The 5.677 trillion yen third supplementary budget for fiscal 1998 was submitted Friday to the extraordinary Diet session, and Finance Minister Kiichi Miyazawa called for a swift passage in his policy speech.
Speaking before the House of Representatives plenary sitting, Miyazawa stressed the importance of the latest economic stimulus package, worth 24 trillion yen, to pulling the nation’s economy out of recession. The extra budget, expected to clear the Diet later this month, will partly finance the record stimulus package.
Miyazawa explained that the package, which includes measures to ease the credit crunch, will boost domestic demand with public works and help economically battered Asian countries.
He confirmed that personal income tax cuts will total some 4 trillion yen next year and include lowering the maximum rate from 65 percent to 50 percent. The effective corporate tax rate will meanwhile be reduced from 46 percent to about 40 percent, from the business year beginning in April, he said.

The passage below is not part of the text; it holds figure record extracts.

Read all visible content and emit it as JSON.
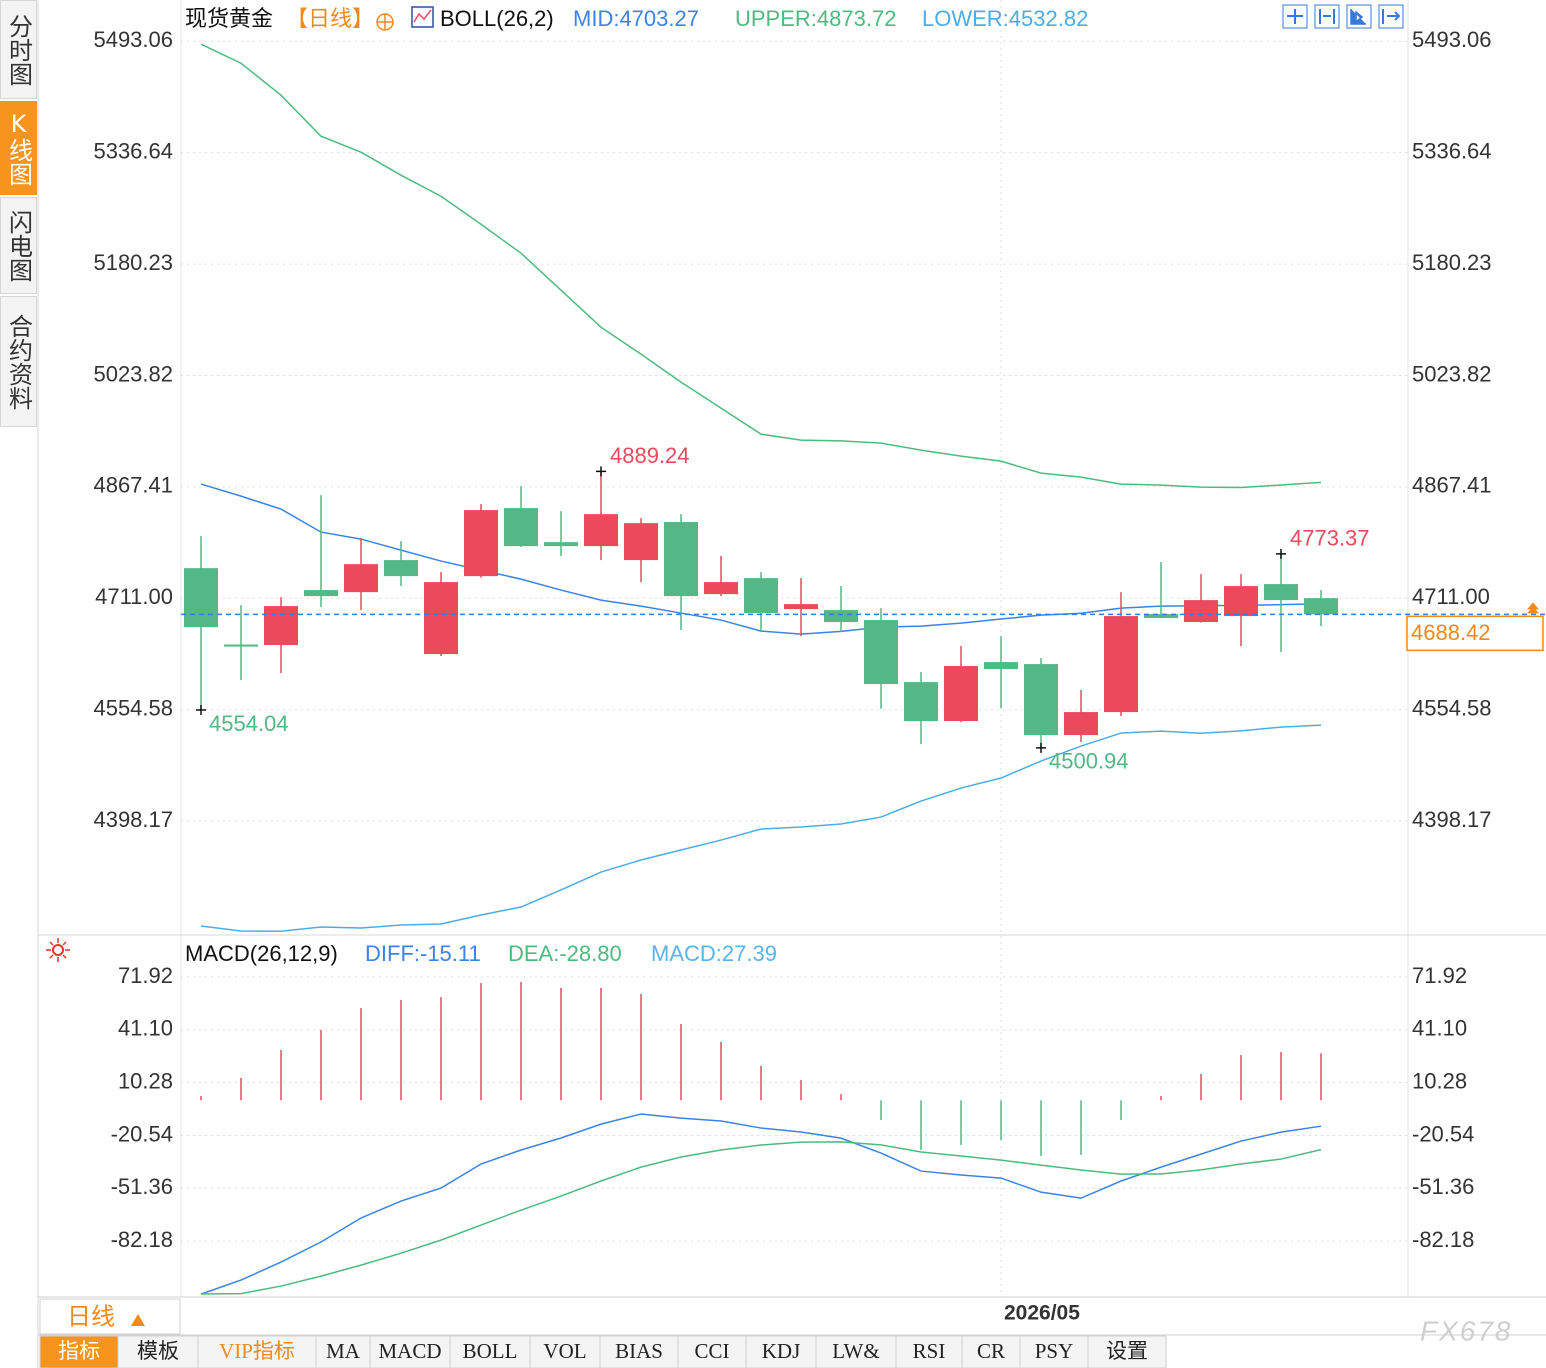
{
  "sidebar": {
    "tabs": [
      "分时图",
      "K线图",
      "闪电图",
      "合约资料"
    ]
  },
  "chart_data": [
    {
      "type": "candlestick",
      "title": "现货黄金",
      "period": "【日线】",
      "indicator": "BOLL(26,2)",
      "categories": [
        null,
        null,
        null,
        null,
        null,
        null,
        null,
        null,
        null,
        null,
        null,
        null,
        null,
        null,
        null,
        null,
        null,
        null,
        null,
        null,
        "2026/05",
        null,
        null,
        null,
        null,
        null,
        null,
        null,
        null
      ],
      "open": [
        4753.3,
        4646.0,
        4645.3,
        4722.5,
        4719.6,
        4764.6,
        4632.6,
        4742.1,
        4837.6,
        4789.8,
        4784.2,
        4764.6,
        4818.0,
        4716.8,
        4739.3,
        4695.8,
        4694.4,
        4680.4,
        4593.3,
        4538.6,
        4621.4,
        4618.6,
        4518.9,
        4551.2,
        4688.8,
        4677.6,
        4686.0,
        4730.9,
        4711.2
      ],
      "high": [
        4798.3,
        4701.4,
        4712.6,
        4855.8,
        4795.4,
        4791.2,
        4747.7,
        4843.2,
        4868.5,
        4833.4,
        4889.24,
        4823.5,
        4829.1,
        4770.2,
        4747.7,
        4739.3,
        4728.1,
        4697.2,
        4607.4,
        4643.9,
        4657.9,
        4627.0,
        4582.1,
        4719.6,
        4761.8,
        4744.9,
        4744.9,
        4773.37,
        4722.5
      ],
      "low": [
        4554.04,
        4596.1,
        4606.0,
        4698.6,
        4694.4,
        4728.1,
        4630.0,
        4740.0,
        4783.0,
        4770.2,
        4764.6,
        4733.7,
        4666.3,
        4714.0,
        4663.5,
        4657.9,
        4663.5,
        4556.0,
        4506.3,
        4537.0,
        4556.8,
        4500.94,
        4509.1,
        4545.6,
        4683.0,
        4677.0,
        4643.9,
        4635.4,
        4671.9
      ],
      "close": [
        4670.5,
        4644.0,
        4700.0,
        4714.0,
        4758.9,
        4742.1,
        4733.7,
        4834.8,
        4784.2,
        4784.2,
        4829.1,
        4816.5,
        4714.0,
        4733.7,
        4690.2,
        4702.8,
        4677.6,
        4590.5,
        4538.6,
        4615.8,
        4611.6,
        4518.9,
        4551.2,
        4686.0,
        4683.2,
        4708.4,
        4728.1,
        4708.4,
        4688.42
      ],
      "up_color": "#eb4a5d",
      "down_color": "#52b886",
      "high_marks": [
        10,
        27
      ],
      "low_marks": [
        0,
        21
      ],
      "series": [
        {
          "name": "MID:4703.27",
          "color": "#3b83e6",
          "values": [
            4871.3,
            4854.4,
            4836.2,
            4803.9,
            4794.1,
            4778.6,
            4763.2,
            4750.5,
            4737.9,
            4722.5,
            4708.4,
            4700.0,
            4690.2,
            4680.4,
            4664.9,
            4660.7,
            4664.5,
            4670.5,
            4671.9,
            4676.1,
            4681.8,
            4687.4,
            4690.0,
            4697.2,
            4700.0,
            4700.5,
            4701.0,
            4702.0,
            4703.27
          ]
        },
        {
          "name": "UPPER:4873.72",
          "color": "#4dbb7e",
          "values": [
            5488.9,
            5462.2,
            5417.3,
            5359.7,
            5337.3,
            5305.0,
            5275.5,
            5236.2,
            5195.5,
            5143.6,
            5091.6,
            5053.7,
            5014.4,
            4977.9,
            4941.4,
            4933.0,
            4932.0,
            4928.8,
            4919.0,
            4910.6,
            4903.5,
            4886.7,
            4881.1,
            4871.3,
            4869.9,
            4867.0,
            4866.5,
            4870.0,
            4873.72
          ]
        },
        {
          "name": "LOWER:4532.82",
          "color": "#4aaee6",
          "values": [
            4250.8,
            4243.8,
            4243.5,
            4249.4,
            4248.0,
            4252.2,
            4253.6,
            4266.3,
            4277.5,
            4301.4,
            4326.6,
            4343.5,
            4357.5,
            4371.5,
            4387.0,
            4389.8,
            4394.0,
            4403.8,
            4426.3,
            4444.5,
            4458.6,
            4482.4,
            4503.5,
            4521.7,
            4524.5,
            4521.5,
            4524.8,
            4530.1,
            4532.82
          ]
        }
      ],
      "ylim": [
        4241,
        5551
      ],
      "yticks": [
        5493.06,
        5336.64,
        5180.23,
        5023.82,
        4867.41,
        {
          "value": 4711,
          "label": "4711.00"
        },
        4554.58,
        4398.17
      ],
      "grid": true
    },
    {
      "type": "macd",
      "title": "MACD(26,12,9)",
      "series": [
        {
          "name": "DIFF:-15.11",
          "type": "line",
          "color": "#3b83e6",
          "values": [
            -113.1,
            -104.9,
            -94.4,
            -82.7,
            -68.7,
            -58.8,
            -51.2,
            -37.2,
            -29.0,
            -22.0,
            -13.9,
            -8.0,
            -10.4,
            -12.1,
            -16.2,
            -18.5,
            -22.1,
            -30.8,
            -41.3,
            -43.6,
            -45.4,
            -53.6,
            -57.1,
            -47.1,
            -39.0,
            -31.4,
            -23.8,
            -18.6,
            -15.11
          ]
        },
        {
          "name": "DEA:-28.80",
          "type": "line",
          "color": "#4dbb7e",
          "values": [
            -113.0,
            -112.8,
            -108.4,
            -102.6,
            -96.2,
            -89.2,
            -81.6,
            -72.8,
            -64.1,
            -55.9,
            -47.1,
            -39.0,
            -33.1,
            -29.0,
            -26.1,
            -24.4,
            -24.3,
            -26.0,
            -30.2,
            -32.5,
            -34.9,
            -37.8,
            -40.7,
            -43.1,
            -43.0,
            -40.6,
            -37.2,
            -34.3,
            -28.8
          ]
        },
        {
          "name": "MACD:27.39",
          "type": "bar",
          "color": "#5ab4e8",
          "up_color": "#eb4a5d",
          "down_color": "#52b886",
          "values": [
            2.5,
            13.0,
            29.3,
            41.0,
            53.8,
            58.5,
            60.2,
            68.4,
            69.0,
            65.5,
            65.5,
            62.0,
            44.5,
            34.0,
            20.0,
            11.8,
            3.6,
            -11.5,
            -29.0,
            -26.1,
            -23.2,
            -32.5,
            -31.9,
            -11.5,
            2.5,
            15.3,
            26.4,
            28.1,
            27.39
          ]
        }
      ],
      "ylim": [
        -114.2,
        94.7
      ],
      "yticks": [
        71.92,
        {
          "value": 41.1,
          "label": "41.10"
        },
        10.28,
        -20.54,
        -51.36,
        -82.18
      ],
      "grid": true
    }
  ],
  "period_selector": "日线",
  "tabs": [
    "指标",
    "模板",
    "VIP指标",
    "MA",
    "MACD",
    "BOLL",
    "VOL",
    "BIAS",
    "CCI",
    "KDJ",
    "LW&",
    "RSI",
    "CR",
    "PSY",
    "设置"
  ],
  "watermark": "FX678"
}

The government will submit bills for these tax reductions to the ordinary Diet session that starts in January, he added. The finance minister also touched on the bill to freeze the belt-tightening Fiscal Structural Reform Law “for the time being” so the government can use the most resources toward an economic recovery.
The extra budget would be completely funded by issuing government bonds worth 12.33 trillion yen, officials said.
A major portion of revenues from the bond flotation would go to cover the country’s tax revenue shortfall for the current fiscal year, worth 6.88 trillion yen, they said.
The issuing of government bonds, including 7.81 trillion yen in deficit-financing bonds, would bring the total of such bonds to be issued in fiscal 1998 to 34 trillion yen.
This would bring total outstanding government bonds to some 297 trillion yen at the end of the fiscal year through next March 31.
The fresh bond flotation would also bring to 38.6 percent the ratio of government bonds to overall general-account revenues used to fund the general-account budget for the current year, the highest ever.